Analysis of Algorithms Week 2

这次回顾第二周的内容。

课程主页：https://www.coursera.org/learn/analysis-of-algorithms

Exercise

2.17

Solve the recurrence $A_{N}=A_{N-1}-\frac{2 A_{N-1}}{N}+2\left(1-\frac{2 A_{N-1}}{N}\right) \quad \text { for } N>0 \text { with } A_{0}=0$.

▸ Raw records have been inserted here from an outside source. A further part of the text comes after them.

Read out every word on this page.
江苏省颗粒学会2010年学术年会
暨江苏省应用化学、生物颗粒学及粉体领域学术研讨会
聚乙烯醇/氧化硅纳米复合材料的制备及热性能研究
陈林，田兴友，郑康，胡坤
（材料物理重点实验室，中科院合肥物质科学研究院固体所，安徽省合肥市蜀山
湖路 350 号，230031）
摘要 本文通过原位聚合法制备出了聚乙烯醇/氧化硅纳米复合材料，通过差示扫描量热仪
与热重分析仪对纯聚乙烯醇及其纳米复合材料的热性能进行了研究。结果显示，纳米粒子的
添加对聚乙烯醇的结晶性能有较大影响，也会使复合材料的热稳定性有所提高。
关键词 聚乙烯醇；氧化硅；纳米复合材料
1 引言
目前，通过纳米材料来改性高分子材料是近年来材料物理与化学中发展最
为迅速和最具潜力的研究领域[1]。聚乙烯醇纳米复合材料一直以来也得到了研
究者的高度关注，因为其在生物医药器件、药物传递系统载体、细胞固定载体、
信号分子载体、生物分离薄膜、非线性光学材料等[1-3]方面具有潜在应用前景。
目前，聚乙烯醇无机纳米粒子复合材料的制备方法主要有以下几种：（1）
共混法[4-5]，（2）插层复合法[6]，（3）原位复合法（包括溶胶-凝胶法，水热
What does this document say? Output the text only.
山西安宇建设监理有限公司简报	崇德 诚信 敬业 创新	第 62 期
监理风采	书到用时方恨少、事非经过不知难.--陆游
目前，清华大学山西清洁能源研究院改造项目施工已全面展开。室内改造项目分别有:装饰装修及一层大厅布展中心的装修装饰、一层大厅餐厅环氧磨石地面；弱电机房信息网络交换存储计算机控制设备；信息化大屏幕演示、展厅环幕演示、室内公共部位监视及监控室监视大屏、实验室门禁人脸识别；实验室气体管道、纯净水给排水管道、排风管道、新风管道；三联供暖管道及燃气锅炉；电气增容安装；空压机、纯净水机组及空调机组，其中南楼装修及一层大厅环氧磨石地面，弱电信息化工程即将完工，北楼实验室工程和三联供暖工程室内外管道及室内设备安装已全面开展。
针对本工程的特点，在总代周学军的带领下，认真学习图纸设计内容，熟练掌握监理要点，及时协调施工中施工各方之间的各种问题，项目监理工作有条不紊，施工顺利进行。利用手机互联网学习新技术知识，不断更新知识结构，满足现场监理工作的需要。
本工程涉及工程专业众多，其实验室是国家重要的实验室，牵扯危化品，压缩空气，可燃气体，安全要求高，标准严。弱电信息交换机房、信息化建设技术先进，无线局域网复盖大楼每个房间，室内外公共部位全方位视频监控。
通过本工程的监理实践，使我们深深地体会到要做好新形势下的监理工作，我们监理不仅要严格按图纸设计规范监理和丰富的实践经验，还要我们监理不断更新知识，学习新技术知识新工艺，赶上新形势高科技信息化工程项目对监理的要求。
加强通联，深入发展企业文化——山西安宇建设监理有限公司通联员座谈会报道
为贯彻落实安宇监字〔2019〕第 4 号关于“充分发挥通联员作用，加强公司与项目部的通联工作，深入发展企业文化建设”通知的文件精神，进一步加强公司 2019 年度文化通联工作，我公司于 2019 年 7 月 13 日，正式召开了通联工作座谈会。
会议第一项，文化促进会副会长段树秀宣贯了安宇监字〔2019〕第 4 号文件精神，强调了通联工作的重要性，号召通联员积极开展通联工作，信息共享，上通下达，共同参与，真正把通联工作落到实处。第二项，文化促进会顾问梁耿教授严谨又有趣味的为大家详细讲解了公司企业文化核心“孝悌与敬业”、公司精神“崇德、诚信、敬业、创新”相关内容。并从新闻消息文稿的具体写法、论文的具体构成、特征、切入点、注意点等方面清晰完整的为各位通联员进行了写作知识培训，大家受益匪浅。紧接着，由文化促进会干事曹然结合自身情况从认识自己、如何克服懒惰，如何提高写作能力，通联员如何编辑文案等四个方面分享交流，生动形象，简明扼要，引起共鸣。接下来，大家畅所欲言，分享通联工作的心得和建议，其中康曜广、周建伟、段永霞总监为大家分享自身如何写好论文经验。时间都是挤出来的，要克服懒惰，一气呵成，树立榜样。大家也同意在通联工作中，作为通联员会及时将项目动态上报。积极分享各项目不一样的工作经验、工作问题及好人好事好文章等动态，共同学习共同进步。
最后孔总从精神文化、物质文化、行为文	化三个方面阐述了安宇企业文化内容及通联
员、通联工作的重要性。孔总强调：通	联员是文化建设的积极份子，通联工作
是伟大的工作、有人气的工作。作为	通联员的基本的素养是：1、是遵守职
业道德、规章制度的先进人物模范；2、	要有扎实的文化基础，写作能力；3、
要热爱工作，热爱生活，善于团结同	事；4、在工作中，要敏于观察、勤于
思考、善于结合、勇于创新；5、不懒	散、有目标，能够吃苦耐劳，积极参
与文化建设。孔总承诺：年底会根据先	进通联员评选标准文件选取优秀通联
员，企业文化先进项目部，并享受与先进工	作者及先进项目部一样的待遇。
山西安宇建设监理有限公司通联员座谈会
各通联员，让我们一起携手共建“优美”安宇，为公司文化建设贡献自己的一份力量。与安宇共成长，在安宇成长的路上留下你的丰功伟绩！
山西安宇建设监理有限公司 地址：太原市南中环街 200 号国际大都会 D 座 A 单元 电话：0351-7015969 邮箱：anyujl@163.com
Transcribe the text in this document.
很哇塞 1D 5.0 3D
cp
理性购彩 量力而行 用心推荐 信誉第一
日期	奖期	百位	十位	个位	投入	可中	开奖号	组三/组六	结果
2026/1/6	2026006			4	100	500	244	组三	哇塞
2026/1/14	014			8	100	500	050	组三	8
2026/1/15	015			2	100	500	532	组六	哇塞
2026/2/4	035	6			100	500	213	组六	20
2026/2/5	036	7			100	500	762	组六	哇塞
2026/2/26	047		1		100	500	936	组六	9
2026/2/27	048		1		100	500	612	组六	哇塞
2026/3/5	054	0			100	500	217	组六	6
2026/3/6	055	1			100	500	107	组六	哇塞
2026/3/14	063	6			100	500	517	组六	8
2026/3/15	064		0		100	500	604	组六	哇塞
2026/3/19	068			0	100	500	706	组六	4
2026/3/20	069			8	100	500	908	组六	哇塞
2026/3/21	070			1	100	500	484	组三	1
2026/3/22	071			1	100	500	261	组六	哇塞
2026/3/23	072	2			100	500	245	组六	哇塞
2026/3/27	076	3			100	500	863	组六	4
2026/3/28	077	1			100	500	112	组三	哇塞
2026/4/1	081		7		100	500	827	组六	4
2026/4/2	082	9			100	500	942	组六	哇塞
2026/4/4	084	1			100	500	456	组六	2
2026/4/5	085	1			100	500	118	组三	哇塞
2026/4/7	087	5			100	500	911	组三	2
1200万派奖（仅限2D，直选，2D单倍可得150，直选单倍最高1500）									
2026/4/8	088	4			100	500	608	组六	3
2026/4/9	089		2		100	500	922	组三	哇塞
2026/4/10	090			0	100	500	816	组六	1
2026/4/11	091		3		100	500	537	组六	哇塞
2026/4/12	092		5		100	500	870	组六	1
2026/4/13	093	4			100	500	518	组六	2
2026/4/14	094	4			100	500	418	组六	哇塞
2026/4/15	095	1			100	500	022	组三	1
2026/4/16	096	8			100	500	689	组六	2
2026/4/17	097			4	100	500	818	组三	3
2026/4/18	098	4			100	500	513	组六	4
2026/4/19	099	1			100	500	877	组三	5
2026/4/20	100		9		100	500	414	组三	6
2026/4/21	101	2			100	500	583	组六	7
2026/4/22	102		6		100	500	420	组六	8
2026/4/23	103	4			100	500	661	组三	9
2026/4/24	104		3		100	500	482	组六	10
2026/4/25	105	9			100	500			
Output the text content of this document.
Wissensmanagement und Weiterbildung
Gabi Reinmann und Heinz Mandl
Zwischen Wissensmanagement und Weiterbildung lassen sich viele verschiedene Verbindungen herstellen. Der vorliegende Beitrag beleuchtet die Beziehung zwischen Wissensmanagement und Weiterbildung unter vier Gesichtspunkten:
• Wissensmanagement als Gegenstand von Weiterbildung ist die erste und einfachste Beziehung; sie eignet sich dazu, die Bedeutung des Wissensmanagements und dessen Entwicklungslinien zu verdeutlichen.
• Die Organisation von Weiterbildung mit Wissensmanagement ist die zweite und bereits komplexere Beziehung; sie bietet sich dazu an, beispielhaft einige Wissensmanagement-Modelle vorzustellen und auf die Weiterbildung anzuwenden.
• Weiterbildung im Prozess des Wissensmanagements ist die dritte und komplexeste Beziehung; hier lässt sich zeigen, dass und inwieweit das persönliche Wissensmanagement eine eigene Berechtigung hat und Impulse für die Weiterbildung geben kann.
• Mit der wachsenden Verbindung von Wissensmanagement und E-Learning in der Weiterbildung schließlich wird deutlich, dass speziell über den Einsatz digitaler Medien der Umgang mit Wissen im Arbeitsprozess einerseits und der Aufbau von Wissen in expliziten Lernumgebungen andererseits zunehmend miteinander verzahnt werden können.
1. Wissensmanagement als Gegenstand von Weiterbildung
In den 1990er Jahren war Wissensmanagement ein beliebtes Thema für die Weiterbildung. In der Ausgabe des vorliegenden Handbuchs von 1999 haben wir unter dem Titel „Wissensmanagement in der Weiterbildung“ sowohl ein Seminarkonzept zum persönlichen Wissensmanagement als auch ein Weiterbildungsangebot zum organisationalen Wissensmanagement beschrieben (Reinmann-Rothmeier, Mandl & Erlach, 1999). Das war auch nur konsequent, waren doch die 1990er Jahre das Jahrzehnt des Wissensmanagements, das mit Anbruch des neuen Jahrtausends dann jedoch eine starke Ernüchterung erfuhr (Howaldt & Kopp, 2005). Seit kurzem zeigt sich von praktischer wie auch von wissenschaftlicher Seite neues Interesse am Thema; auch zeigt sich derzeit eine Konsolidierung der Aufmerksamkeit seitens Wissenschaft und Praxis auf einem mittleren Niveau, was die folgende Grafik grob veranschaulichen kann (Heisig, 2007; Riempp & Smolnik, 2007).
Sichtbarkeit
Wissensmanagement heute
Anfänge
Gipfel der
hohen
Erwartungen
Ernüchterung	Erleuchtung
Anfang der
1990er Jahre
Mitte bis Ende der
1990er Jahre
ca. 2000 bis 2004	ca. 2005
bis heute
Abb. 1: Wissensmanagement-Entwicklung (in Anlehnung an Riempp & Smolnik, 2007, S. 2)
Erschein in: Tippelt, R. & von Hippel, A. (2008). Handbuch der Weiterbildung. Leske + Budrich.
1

This recurrence describes the following random process: A set of $N$ elements collect into “2-nodes” and “3-nodes.” At each step each 2-node is likely to turn into a 3-node with probability $2/N$ and each 3-node is likely to turn into two 2-nodes with probability $3/N$ What is the average number of 2-nodes after $N$ steps?

解：对递推式进行处理可得

$\begin{aligned} A_{N} &=A_{N-1}-\frac{2 A_{N-1}}{N}+2\left(1-\frac{2 A_{N-1}}{N}\right)\\ &=\left(1-\frac 6 N\right) A_{N-1} +2\\ &=\frac{N-6}{N}A_{N-1}+2 \end{aligned}$

两边同除

$\frac{N-6}{N} \frac{N-7}{N-1}\ldots =\frac 1{N(N-1)(N-2)(N-3)(N-4)(N-5)}$

可得

$\begin{aligned} N(N-1)(N-2)(N-3)(N-4)(N-5)A_N &=(N-1)(N-2)(N-3)(N-4)(N-5)(N-6)A_{N-1}+2N(N-1)(N-2)(N-3)(N-4)(N-5) \end{aligned}$

记

$\begin{aligned} N(N-1)(N-2)(N-3)(N-4)(N-5)A_N&= B_N\\ N(N-1)(N-2)(N-3)(N-4)(N-5)& =6!\binom N 6 \end{aligned}$

所以原递推式即为（$N\ge 6$）

$\begin{aligned} B_N &= B_{N-1}+6!\binom N 6\\ &\ldots \\ B_6 &= B_{5}+6!\binom 6 6 \end{aligned}$

化简可得（$N\ge 6$）

$\begin{aligned} B_N & =B_0 +6! \sum_{n=6}^N\binom 6 6\\ &=6!\binom {N+1} 7\\ A_N &= \frac{6!\binom {N+1} 7}{N(N-1)(N-2)(N-3)(N-4)(N-5)}\\ &=\frac{N+1}{7} \end{aligned}$

2.69

Plot the periodic part of the solution to the recurrence $a_{N}=3 a_{\lfloor N / 3\rfloor}+N \quad \text { for } N>3 \text { with } a_{1}=a_{2}=a_{3}=1$ for $1 \leq N \leq 972$.

解：利用主定理可得

$a_N \sim N\log_3 N$

所以周期项为

$a_N - N\log_3 N$

编程并作图可得

代码如下：

import numpy as np
import matplotlib.pyplot as plt

N = 973
a = np.zeros(N)
a[1:4] = 1

for n in range(4, N):
    a[n] = 3 * a[n // 3] + n
    
index = np.arange(1, N)
b = index * np.log(index) / np.log(3)
res = b - a[1:]

#作图
plt.plot(index, res)
plt.show()

Problem

1

Suppose that $a_{n}=2 a_{\lfloor n / 3\rfloor} + n \text { for } n>2 \text { with } a_{0}=a_{1}=a_{2}=1$. What is the order of growth of $a_n$?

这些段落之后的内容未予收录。